In contrast, animals drank low dose from synthetic food color showed atrophy glomerular tuft and congestion of renal blood vessels. While the high dose observed protein cast in the lumen of some renal tubules and atrophy of glomerular tuft.
6.5.3. Testis:
In experimental rats, Oral administration of natural food color in drink water showing normal seminiferous tubules (no histopathological changes) While the high dose of the same natural food color in drink water showed degeneration and necrosis of spermatogoneal cells and slight testicular degeneration. On the other hand, the low dose of the synthetic food color showed slight testicular degeneration and multiple spermatid giant cells in the lumen of seminiferous tubules.
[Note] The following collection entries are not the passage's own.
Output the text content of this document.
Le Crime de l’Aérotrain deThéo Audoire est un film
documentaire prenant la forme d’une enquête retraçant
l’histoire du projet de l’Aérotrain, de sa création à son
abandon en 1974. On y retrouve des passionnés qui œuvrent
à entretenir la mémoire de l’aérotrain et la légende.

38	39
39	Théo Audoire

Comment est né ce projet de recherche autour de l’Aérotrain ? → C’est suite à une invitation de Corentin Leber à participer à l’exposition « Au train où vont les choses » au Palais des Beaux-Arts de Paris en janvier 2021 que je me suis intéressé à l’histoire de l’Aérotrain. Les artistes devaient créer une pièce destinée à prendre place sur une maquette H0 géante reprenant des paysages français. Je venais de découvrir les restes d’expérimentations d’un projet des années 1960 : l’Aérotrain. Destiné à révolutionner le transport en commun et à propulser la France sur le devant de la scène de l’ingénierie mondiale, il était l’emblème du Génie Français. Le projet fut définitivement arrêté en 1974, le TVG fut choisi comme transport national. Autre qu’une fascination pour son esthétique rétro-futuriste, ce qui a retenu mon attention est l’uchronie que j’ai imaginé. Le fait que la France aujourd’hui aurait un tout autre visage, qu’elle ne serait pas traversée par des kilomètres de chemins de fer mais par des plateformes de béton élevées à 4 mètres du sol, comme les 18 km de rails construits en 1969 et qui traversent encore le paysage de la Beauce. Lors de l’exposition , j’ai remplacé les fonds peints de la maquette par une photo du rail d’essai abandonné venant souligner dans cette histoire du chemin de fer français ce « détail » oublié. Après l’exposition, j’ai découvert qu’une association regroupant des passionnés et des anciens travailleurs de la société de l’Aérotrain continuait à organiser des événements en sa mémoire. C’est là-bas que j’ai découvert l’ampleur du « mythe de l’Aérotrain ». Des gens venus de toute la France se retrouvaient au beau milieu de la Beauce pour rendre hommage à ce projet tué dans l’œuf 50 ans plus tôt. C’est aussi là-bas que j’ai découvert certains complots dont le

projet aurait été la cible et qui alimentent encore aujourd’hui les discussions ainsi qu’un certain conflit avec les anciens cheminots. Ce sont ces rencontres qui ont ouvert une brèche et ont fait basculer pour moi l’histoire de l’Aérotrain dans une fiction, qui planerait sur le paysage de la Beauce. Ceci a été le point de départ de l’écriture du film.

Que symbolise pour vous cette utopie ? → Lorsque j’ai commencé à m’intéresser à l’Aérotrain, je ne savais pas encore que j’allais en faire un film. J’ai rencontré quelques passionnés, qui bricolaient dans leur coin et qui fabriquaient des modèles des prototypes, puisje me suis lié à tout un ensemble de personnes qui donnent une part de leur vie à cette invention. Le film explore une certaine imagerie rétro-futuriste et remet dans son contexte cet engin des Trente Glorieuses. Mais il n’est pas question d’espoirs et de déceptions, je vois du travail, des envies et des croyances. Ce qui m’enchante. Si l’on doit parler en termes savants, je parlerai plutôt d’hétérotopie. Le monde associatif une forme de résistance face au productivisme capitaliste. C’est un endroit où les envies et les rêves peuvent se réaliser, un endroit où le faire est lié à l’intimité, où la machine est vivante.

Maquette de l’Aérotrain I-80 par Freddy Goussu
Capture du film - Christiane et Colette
While the high dose of the same food color showed normal seminiferous tubules.
6.5.4. Brain:
Animals drank low dose of natural food color showing neuronal degeneration and neuronophagia and focal gliosis, while animals drank high dose showing cellular oedema, necrosis of neurons and focal gliosis. On the other hand, low concentration of synthetic food color showed pyknosis of some neurons and neuronal degeneration and neuronophagia, while high dose showing neuronophagia of pyknotic neurons.